Apparently the answer is YES to all!
Sure, it clearly says “0% APR” all over it. Sounds like “Free”. But as we all know, the word free means something different to you than it does to the credit card companies and cellphone companies.
How much is that free phone? Yeah, you will spend over $2,000 dollars to get that free phone (estimated based on a 2 year contract at $85/mo).
So how much is this free loan going to cost? More than you think.
So this FREE loan will cost 3% for starters. And after 6 months the interest rate swells to 17.9%. And that rate can vary. Geez! This is NOT FREE, and it is NOT ZERO percent.
Credit card companies seem to have their own math, so instead of trying to figure it out, I called them to ask how much the 0% loan would cost me. More specifically, I asked if I borrowed $1,000 via one of these checks, and paid only the minimum monthly payments, how much would I have paid at the end of 12 months to completely repay the loan?
It took almost 30 minutes for the rep to figure this out for me. And in the end their numbers didn’t quite add up correctly. So don’t feel bad if you didn’t figure it out yourself.
Here’s how they figure it.
If you use one of these 0% loan checks for $1,000 the transaction fee is 3%, or $30. This is added to the 1st month’s payment. They don’t count it as “interest”.
The minimum monthly payment is 1% of the current account balance (OR $15 , whichever is greater), plus the interest, plus transaction fees, late fees, overlimit fees.
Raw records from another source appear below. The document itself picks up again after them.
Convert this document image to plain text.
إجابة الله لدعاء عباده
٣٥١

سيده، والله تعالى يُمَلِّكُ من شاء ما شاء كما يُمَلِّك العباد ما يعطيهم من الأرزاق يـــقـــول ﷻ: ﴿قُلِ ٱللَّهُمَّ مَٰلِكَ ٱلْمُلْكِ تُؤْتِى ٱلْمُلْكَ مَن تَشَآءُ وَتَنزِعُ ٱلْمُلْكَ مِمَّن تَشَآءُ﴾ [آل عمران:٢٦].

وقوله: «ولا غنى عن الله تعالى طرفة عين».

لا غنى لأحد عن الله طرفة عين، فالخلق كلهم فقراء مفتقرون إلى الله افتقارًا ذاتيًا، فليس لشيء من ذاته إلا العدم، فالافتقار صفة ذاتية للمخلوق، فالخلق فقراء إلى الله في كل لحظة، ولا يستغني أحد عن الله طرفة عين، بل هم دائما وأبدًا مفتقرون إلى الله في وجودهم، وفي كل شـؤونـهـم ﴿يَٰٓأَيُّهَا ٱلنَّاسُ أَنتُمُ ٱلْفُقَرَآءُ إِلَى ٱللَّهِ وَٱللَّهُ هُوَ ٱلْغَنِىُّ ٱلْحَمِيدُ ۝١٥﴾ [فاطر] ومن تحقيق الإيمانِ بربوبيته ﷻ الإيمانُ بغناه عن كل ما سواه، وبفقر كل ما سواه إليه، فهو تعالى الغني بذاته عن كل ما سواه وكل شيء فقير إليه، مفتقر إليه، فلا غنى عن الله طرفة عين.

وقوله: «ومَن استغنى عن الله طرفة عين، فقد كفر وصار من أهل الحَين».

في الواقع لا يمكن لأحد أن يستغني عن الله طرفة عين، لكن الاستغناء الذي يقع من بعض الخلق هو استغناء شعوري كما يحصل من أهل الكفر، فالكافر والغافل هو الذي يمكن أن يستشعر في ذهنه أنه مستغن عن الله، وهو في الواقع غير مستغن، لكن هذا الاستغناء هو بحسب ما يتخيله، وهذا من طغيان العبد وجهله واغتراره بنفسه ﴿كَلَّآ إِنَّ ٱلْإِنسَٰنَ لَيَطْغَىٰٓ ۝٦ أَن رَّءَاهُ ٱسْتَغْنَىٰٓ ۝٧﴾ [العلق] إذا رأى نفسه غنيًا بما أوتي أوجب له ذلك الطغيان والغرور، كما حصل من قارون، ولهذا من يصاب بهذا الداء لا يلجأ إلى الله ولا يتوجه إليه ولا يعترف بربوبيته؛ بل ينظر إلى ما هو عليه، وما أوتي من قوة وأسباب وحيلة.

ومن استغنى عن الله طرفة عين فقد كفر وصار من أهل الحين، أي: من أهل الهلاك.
In this case, 1% of $1,000 is $10 which is smaller than $15 so the minimum payment is $15… Plus the $30 transaction fee. So the minimum payment in the 1st month is $45. The minimum payment for months 2 to 6 is $15. Then the interest jumps to 17.9% or whatever they want to charge. They did say this is an adjustable interest rate. But, for simplicity, let’s pretend that the interest rate is predictable and fixed at the advertised rates.
So at the end of 12 months you will have paid $111.12 in interest & fees on this “Free” $1,000 loan. That looks like an APR of 11.1% to me.
But I figured it for 12 months to see what it would cost for a full year. That is a way to compare it to other options on an annual basis. The term of this zero percent loan offer is 6 months.
So how much does the free 6 month loan cost?
Remember that 3% transaction fee? You can bet they didn’t forget it! If you borrow the money for only 6 months, and you make the minimum payments of $45 in the 1st month, and $15 for months 2-5, then pay the balance off in month 6, you will get the full benefit, the cheapest deal, and only pay 3%. ($30) Which of course is still NOT FREE, and NOT ZERO percent.
The really important takeaway from this is that when the credit card companies say the Annual Percentage Rate (APR) is zero, they really mean “zero plus some fees“. In this case they mean “at least 3%.” Which also goes to show that you can’t legislate ethical behavior. Regulation is just something they work around to continue their devious tricks.
Don’t be fooled, just feel insulted that they thought you were dumb enough to fall for their tricks.